Nous avons tout intérêt à privilégier les actifs qui protègeront le portefeuille si l’hypothèse selon laquelle les politiques finiraient par prendre des décisions rationnelles s’avère infondée. En bref, nous ciblerions les actifs qui seraient performants en cas de risque extrême, ceux qui affichent une probabilité faible mais qui ont un impact fort. Les bons du Trésor américain ont gagné du terrain mais leurs cours peuvent encore augmenter s’il s’avère que les États-Unis se trouvent confrontés à une crise plus grave. Les autres options sont les devises valeurs refuges telles que le yen japonais ou le franc suisse, sans oublier l’or.

Il existe également des solutions sur les marchés alternatifs.
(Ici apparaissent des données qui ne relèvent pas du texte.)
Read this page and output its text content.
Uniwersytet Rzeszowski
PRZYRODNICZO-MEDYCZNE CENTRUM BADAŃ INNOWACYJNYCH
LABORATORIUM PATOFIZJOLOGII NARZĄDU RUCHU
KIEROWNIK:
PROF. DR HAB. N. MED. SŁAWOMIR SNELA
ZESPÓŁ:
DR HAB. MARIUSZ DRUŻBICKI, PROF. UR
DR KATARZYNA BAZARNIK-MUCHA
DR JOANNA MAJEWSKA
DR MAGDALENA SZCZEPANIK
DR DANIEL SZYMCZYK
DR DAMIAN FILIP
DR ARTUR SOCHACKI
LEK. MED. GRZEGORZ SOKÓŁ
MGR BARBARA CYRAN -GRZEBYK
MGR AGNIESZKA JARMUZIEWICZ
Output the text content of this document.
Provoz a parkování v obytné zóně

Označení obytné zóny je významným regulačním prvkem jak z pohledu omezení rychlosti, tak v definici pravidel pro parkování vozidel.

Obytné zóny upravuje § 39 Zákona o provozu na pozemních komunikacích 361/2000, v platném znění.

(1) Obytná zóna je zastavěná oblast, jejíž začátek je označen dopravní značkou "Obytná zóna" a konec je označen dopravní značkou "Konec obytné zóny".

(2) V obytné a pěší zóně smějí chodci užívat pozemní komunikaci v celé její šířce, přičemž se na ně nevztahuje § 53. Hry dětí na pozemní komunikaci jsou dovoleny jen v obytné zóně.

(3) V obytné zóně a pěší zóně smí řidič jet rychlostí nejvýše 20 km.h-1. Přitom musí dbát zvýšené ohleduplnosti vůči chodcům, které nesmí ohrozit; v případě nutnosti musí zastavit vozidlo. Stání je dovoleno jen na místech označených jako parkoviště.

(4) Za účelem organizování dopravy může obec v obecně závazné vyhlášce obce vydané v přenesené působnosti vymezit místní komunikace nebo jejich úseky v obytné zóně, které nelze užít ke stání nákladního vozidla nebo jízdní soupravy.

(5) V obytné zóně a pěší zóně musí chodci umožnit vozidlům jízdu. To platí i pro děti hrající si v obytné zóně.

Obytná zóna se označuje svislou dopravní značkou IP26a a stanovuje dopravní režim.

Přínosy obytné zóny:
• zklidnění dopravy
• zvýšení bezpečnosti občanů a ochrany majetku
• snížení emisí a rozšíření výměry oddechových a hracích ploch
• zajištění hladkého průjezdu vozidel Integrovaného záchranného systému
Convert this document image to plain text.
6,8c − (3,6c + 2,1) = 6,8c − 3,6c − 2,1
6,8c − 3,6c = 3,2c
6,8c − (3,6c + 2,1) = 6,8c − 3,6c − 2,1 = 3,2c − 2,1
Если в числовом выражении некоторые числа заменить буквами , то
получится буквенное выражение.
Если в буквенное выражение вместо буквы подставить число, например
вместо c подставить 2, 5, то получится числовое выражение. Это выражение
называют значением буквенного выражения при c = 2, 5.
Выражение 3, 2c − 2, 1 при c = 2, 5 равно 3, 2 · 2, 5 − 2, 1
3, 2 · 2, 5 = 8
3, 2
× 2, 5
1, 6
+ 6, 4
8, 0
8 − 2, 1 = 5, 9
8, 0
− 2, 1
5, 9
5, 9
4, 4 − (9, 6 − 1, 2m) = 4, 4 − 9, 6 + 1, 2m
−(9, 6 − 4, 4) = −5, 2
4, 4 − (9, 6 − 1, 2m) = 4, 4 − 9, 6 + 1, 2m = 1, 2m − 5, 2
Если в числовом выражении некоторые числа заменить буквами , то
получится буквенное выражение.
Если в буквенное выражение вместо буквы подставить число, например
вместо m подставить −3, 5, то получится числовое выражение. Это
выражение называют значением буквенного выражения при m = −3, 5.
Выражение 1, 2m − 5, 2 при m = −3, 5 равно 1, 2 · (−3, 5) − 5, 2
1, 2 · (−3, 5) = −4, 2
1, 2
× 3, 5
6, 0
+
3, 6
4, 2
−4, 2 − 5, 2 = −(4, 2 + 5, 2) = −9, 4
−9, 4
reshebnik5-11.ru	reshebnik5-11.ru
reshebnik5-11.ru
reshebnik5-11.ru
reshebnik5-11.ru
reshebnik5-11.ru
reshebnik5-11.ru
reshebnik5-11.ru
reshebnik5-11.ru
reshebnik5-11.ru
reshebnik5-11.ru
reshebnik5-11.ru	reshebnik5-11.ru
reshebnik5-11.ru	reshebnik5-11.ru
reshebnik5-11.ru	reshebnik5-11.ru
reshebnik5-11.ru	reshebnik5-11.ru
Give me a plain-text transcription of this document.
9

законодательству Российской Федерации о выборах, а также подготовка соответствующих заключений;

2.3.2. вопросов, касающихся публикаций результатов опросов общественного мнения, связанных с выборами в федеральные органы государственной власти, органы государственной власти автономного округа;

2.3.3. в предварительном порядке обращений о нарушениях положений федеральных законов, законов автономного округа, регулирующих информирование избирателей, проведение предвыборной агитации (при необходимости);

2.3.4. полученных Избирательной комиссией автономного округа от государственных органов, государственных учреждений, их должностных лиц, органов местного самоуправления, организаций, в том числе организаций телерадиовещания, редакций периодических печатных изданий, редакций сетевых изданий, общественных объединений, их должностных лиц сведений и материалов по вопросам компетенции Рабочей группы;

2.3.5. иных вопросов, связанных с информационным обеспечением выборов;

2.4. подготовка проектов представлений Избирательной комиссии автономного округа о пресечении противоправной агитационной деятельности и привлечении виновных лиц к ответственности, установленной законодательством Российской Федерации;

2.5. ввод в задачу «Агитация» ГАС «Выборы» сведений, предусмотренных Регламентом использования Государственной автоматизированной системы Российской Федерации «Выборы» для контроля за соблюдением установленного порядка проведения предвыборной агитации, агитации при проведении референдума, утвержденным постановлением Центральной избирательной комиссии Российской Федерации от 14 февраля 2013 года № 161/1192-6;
Les fonds macro ont tendance à être les plus réactifs dans un contexte politiquement chargé et peuvent changer d’actifs à l’échelle mondiale et par classe, et utiliser des instruments dérivés pour isoler les portefeuilles dans les périodes de forte volatilité. L’immobilier et les infrastructures sont généralement peu corrélés avec les marchés des capitaux et offrent un rendement plus élevé en contrepartie d’une faible liquidité. 

De plus, si la prochaine crise donne lieu à des mesures de politique monétaire plus expérimentales, un nouveau chapitre dans la saga de la planche à billets, les marchés devraient s’inquiéter des conséquences inflationnistes. Le risque inflationniste pourrait augmenter la valeur de ces actifs réels. Dans ce scénario, une prime plus élevée pourrait être exigée sur les obligations indexées sur l’inflation.